Lastly, recent studies have identified Vanin-1 as being involved in the regulation of innate immunity. Vanin-1 is an epithelial ectoenzyme with pantetheinase activity, which is involved in the metabolic pathway of pantothenate (vitamin B5), and provides cysteamine to tissues[106]. Vanin-1 deficiency protects from TNBS-induced colitis. Additionally, by antagonizing PPARγ, Vanin-1 promotes the production of inflammatory mediators by intestinal epithelial cells[107]. This study suggests that Vanin-1 is an epithelial sensor of stress that exerts control over innate immune responses in tissues. As such, it has been proposed as a potential new therapeutic target for IBD.

Hormones

It has been demonstrated that adipose tissue secretes a variety of biologically active molecules[108]. Adiponectin (APN) is an adipose tissue-derived hormone and is considered to be a member of the expanding family of adipokines[109]. APN has a protective role against DSS-induced murine colitis, but not TNBS-induced disease[110], by inhibiting the production of chemokines such as monocyte chemoattractant protein-1 and MIP-2 in CECs, and the subsequent inflammatory response. However, a proinflammatory role for APN in synovial fibroblasts[111] and CECs[112] has recently been suggested. APN exerts proinflammatory activity in the colon by producing proinflammatory cytokines and inhibiting the bioactivity of protective growth factors such as bFGF and heparin-binding epidermal growth factor. It is interesting to note that APN KO mice are highly protected from both DSS- and TNBS-induced colitis[112].

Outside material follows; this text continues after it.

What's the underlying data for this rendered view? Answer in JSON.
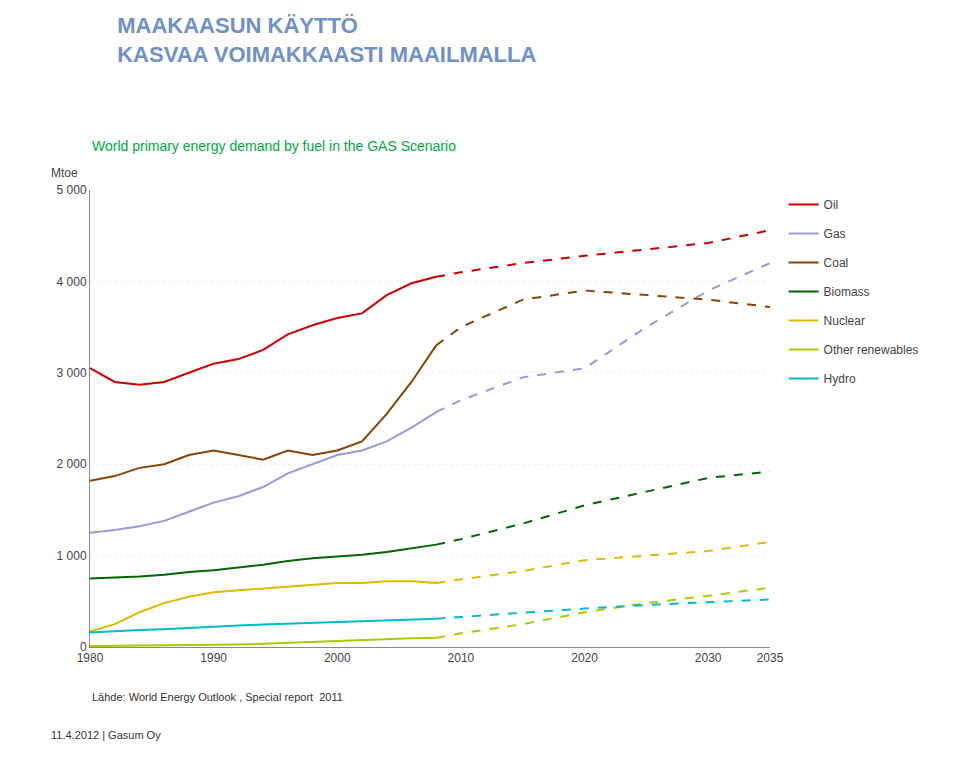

Finally, leptin, a regulator of food intake and energy expenditure, can also modulate immune and inflammatory responses. Leptin-deficient (ob/ob) mice exhibit less severe colitis compared to wild-type mice in DSS and TNBS models, while replacement of leptin in ob/ob mice converts disease resistance to susceptibility, which indicates that leptin deficiency accounts for the resistance to acute DSS- and TNBS-induced colitis[113]. It has also been shown that phosphorylation of STAT3 and induction of COX-2 are absent in the colon of ob/ob mice[113]. Therefore, leptin represents a functional link between the endocrine and immune systems.

CONCLUSION

Dysregulated immune responses initiated by microbial-host interactions contribute to the development and perpetuation of both murine colitis and, most likely, to human IBD. In this process, intestinal epithelial cells play important roles linking innate and acquired immune responses. In this review, we have focused primarily on the role of functionally distinct factors in the pathogenesis of chemically-induced models of intestinal inflammation during acute, recovery and chronic phases. The increasing clinical use of biological therapy in human IBD illustrates the potential benefits that may be derived from molecular analysis of immunopathogenesis. However, the long-term effects of such therapy have still not been determined, and concerns regarding potentially increased risks of infection or tumor development have been raised, given the essential roles of innate and acquired immunity in host defense. In this respect, topical treatment would have the advantage of selectively targeting local immune responses while sparing systemic immune protective mechanisms. Therefore, we need to find agents that have more targeted effects or take advantage of local delivery systems that target diseased lesions, such as is seen with oligonucleotide-based therapeutics. The different animal models provide an easy means to study factors involved in pathogenesis and to test new therapeutic agents for human IBD.

ACKNOWLEDGMENTS

Dr. Deanna Nguyen is thanked for her critical comments and helpful discussion and Ms. Sarah Murphy for her secretarial assistance in preparing this review article.